Iwona Korzeniowska-Kubacka, Maria Bilińska, Barbara Dobraszkiewicz-Wasilewska, Ryszard Piotrowicz
DOI: 10.5603/CJ.a2015.0004
Pubmed: 25588535
Cardiol J 2015;22(2):212-218.

Abstract

Background: A relatively new alternative for post-myocardial infarction (MI) patients’ care is the hybrid cardiac rehabilitation (CR) consisting of ambulatory and home-based parts. The aim of the study was to compare the influence of CR on physical capacity, safety, adherence and return to work in post-MI male and female patients with preserved left ventricular systolic function, and to assess who benefited more from this model of trainings.

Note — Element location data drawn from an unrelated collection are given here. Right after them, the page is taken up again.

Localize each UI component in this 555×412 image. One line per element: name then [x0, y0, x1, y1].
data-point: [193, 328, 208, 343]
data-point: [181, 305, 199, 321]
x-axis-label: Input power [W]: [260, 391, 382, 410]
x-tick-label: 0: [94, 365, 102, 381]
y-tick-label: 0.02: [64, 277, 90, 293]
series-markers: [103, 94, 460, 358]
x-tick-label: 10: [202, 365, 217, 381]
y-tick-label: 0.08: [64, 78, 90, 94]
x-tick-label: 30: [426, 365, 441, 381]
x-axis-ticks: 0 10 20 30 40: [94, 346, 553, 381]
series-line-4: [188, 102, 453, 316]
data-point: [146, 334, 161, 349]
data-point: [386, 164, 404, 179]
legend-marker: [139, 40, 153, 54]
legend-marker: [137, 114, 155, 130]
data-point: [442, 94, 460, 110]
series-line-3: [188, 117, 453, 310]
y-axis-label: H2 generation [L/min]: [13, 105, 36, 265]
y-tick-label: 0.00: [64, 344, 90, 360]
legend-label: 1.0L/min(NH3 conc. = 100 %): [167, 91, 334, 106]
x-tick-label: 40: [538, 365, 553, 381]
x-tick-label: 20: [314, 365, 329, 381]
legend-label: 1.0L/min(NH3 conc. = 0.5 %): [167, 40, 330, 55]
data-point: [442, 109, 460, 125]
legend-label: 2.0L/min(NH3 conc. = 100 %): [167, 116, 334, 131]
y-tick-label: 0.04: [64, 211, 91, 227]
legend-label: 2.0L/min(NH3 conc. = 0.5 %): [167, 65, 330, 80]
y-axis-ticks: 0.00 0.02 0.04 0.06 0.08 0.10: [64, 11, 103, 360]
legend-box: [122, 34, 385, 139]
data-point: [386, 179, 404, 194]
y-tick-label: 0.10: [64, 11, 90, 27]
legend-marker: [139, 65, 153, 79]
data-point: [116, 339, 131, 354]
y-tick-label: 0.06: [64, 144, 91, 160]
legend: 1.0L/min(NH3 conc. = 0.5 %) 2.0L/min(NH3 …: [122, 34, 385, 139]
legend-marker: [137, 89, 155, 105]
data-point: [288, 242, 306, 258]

Methods: The study comprised 57 men aged 54.5 ± 7.5 years and 30 women aged 52.2 ± 6.7 years after MI. All subjects underwent an 8-week training program consisting of 24 interval train­ings. The first 10 trainings were conducted in an out-patient clinic, then both groups did their training at home with TeleECG monitoring. At the beginning and after trainings all patients underwent a symptom-limited exercise stress test. Assessment included results of exercise tests. Moreover, a comparative analysis of adherence and returning to work in post MI female and male patients was performed. R

esults: We found that trainings led to a significant improvement in physical capacity in all patients based on exercise test. When the training effects were compared between men and women, no significant differences were observed. The percentage of patients returning to work was higher in men than in women (78.9% vs. 50%, p < 0.01).

Conclusions: 1. Hybrid rehabilitation resulted in a comparable improvement in physical capacity in post-MI low-risk male and female patients. 2. Although hybrid rehabilitation facilitated patients’ adherence to the training program, their return to work was significantly greater only in post-MI men.